Cameroonian entrepreneur Rebecca Enonchong – known to some 30,000 Twitter followers as @africatechie – is the founder and CEO of AppsTech, a company active in over 50 countries. A recipient of many business and entrepreneurship awards, Ms Enonchong is a passionate advocate for African interests on the global stage; her Twitter outlet, meanwhile, has become an essential channel for African technology news and comment. A keynote speaker at eLearning Africa 2014, the News Service caught up with her to talk about what’s going on right now on the fast-evolving African tech scene.
interview by Alasdair MacKinnon
What first inspired you to work in technology?
I had a background in finance and progressed to being a financial systems analyst. I loved the more technical aspects of it and started training myself on some of the languages.
When you started out as an entrepreneur, where did you see the African tech scene going? How do your initial dreams and ambitions match up to what we see today?
This is so exciting because I feel like a dream is coming true. I started working on tech in Africa in 2000 and some of the projects I had planned on back then have only recently come to fruition, like the tech hubs. The idea of Activ (African Center for Technology Innovation and Ventures) was one of my very earliest endeavours (2001) but it took years, and support from others, to materialise into what is now ActivSpaces. The fact that tech hubs are emerging throughout the continent and are such an important contributing factor to the growth of technology entrepreneurship is more than a dream come true. And this only the beginning! We can dream bigger now!
What are the major challenges facing entrepreneurs and innovators in Africa?
Mostly lack of working capital, cost and unreliability of energy, lack of infrastructure. In Cameroon, we have a serious problem with the cost and availability of the internet which is still controlled by the state-owned monopoly. Of course, corruption is also a factor since it perverts everything. That all being said, Africa is blessed. We have the innovation, the skills, the talent. The harsh conditions under which we must build our companies are actually an asset. We build the type of resiliency that all entrepreneurs need to overcome the obstacles we are certain to encounter.
How can African tech enterprises succeed in the global marketplace? What sort of support do they need, and what are the advantages they have?
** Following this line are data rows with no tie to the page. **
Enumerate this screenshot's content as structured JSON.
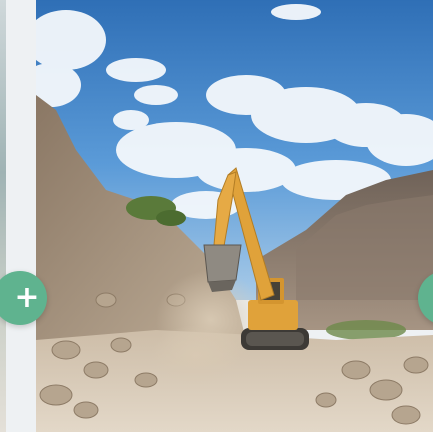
{
  "carousel": {
    "current_photo": {
      "subject": "excavator-in-mountain-quarry"
    },
    "buttons": {
      "prev_add_symbol": "+",
      "next_add_symbol": "+",
      "prev_icon": "plus-icon",
      "next_icon": "plus-icon"
    }
  },
  "colors": {
    "fab_accent": "#5fb38f",
    "sky": "#3d7fc4",
    "excavator": "#e0a23a",
    "background": "#eef1f3"
  }
}
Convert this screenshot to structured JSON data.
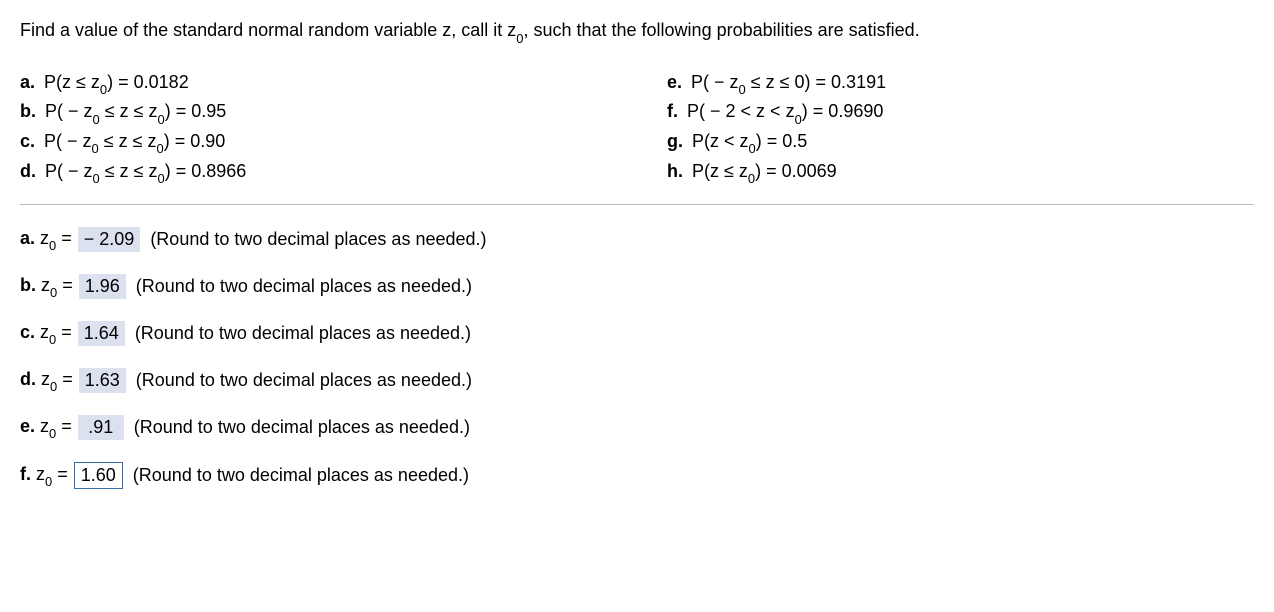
{
  "intro_pre": "Find a value of the standard normal random variable z, call it z",
  "intro_sub": "0",
  "intro_post": ", such that the following probabilities are satisfied.",
  "left": {
    "a": {
      "label": "a.",
      "expr_pre": "P(z ≤ z",
      "expr_post": ") = 0.0182"
    },
    "b": {
      "label": "b.",
      "expr_pre": "P( − z",
      "expr_mid": " ≤ z ≤ z",
      "expr_post": ") = 0.95"
    },
    "c": {
      "label": "c.",
      "expr_pre": "P( − z",
      "expr_mid": " ≤ z ≤ z",
      "expr_post": ") = 0.90"
    },
    "d": {
      "label": "d.",
      "expr_pre": "P( − z",
      "expr_mid": " ≤ z ≤ z",
      "expr_post": ") = 0.8966"
    }
  },
  "right": {
    "e": {
      "label": "e.",
      "expr_pre": "P( − z",
      "expr_post": " ≤ z ≤ 0) = 0.3191"
    },
    "f": {
      "label": "f.",
      "expr_pre": "P( − 2 < z < z",
      "expr_post": ") = 0.9690"
    },
    "g": {
      "label": "g.",
      "expr_pre": "P(z < z",
      "expr_post": ") = 0.5"
    },
    "h": {
      "label": "h.",
      "expr_pre": "P(z ≤ z",
      "expr_post": ") = 0.0069"
    }
  },
  "answers": {
    "a": {
      "label": "a.",
      "var": "z",
      "eq": " = ",
      "value": " − 2.09",
      "hint": "(Round to two decimal places as needed.)",
      "state": "filled"
    },
    "b": {
      "label": "b.",
      "var": "z",
      "eq": " = ",
      "value": "1.96",
      "hint": "(Round to two decimal places as needed.)",
      "state": "filled"
    },
    "c": {
      "label": "c.",
      "var": "z",
      "eq": " = ",
      "value": "1.64",
      "hint": "(Round to two decimal places as needed.)",
      "state": "filled"
    },
    "d": {
      "label": "d.",
      "var": "z",
      "eq": " = ",
      "value": "1.63",
      "hint": "(Round to two decimal places as needed.)",
      "state": "filled"
    },
    "e": {
      "label": "e.",
      "var": "z",
      "eq": " = ",
      "value": ".91",
      "hint": "(Round to two decimal places as needed.)",
      "state": "filled"
    },
    "f": {
      "label": "f.",
      "var": "z",
      "eq": " = ",
      "value": "1.60",
      "hint": "(Round to two decimal places as needed.)",
      "state": "active"
    }
  },
  "sub0": "0"
}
African tech companies must be held to the same standards as companies anywhere else in the world. But we must also be given the same respect. As long as we are treated as valuable partners, we can succeed. Like startups elsewhere, the stronger the ecosystem, the more successful we can be. So supporting the ecosystem is a great benefit.
Innovation requires that you think outside of the box. In Africa, we have no box. You can’t beat the creativity and inventiveness that comes from starting from scratch.
What technologies do you see as most important for education?
Education is first and foremost about content. So [the most important technologies are] those that facilitate the delivery of content to the greatest number of students in a way that they can really learn and transform that content into knowledge. I think of tablets, local mesh networks that store the content without having to rely on the internet, social platforms for teachers, students, parents and administrators to exchange.
What advice would you give to educators looking to use technology in their work?
I think the educator is often the one that is forgotten. There are so many programmes for students but very few for their teachers. So you end up with schools with fancy computer labs where the teachers share one PC that no one has been taught to use. It’s really important that any project that involves enabling student technology first support the educators. When that doesn’t happen, the educator should take time out and learn in the lab, sometimes even from the students. There is no shame in that.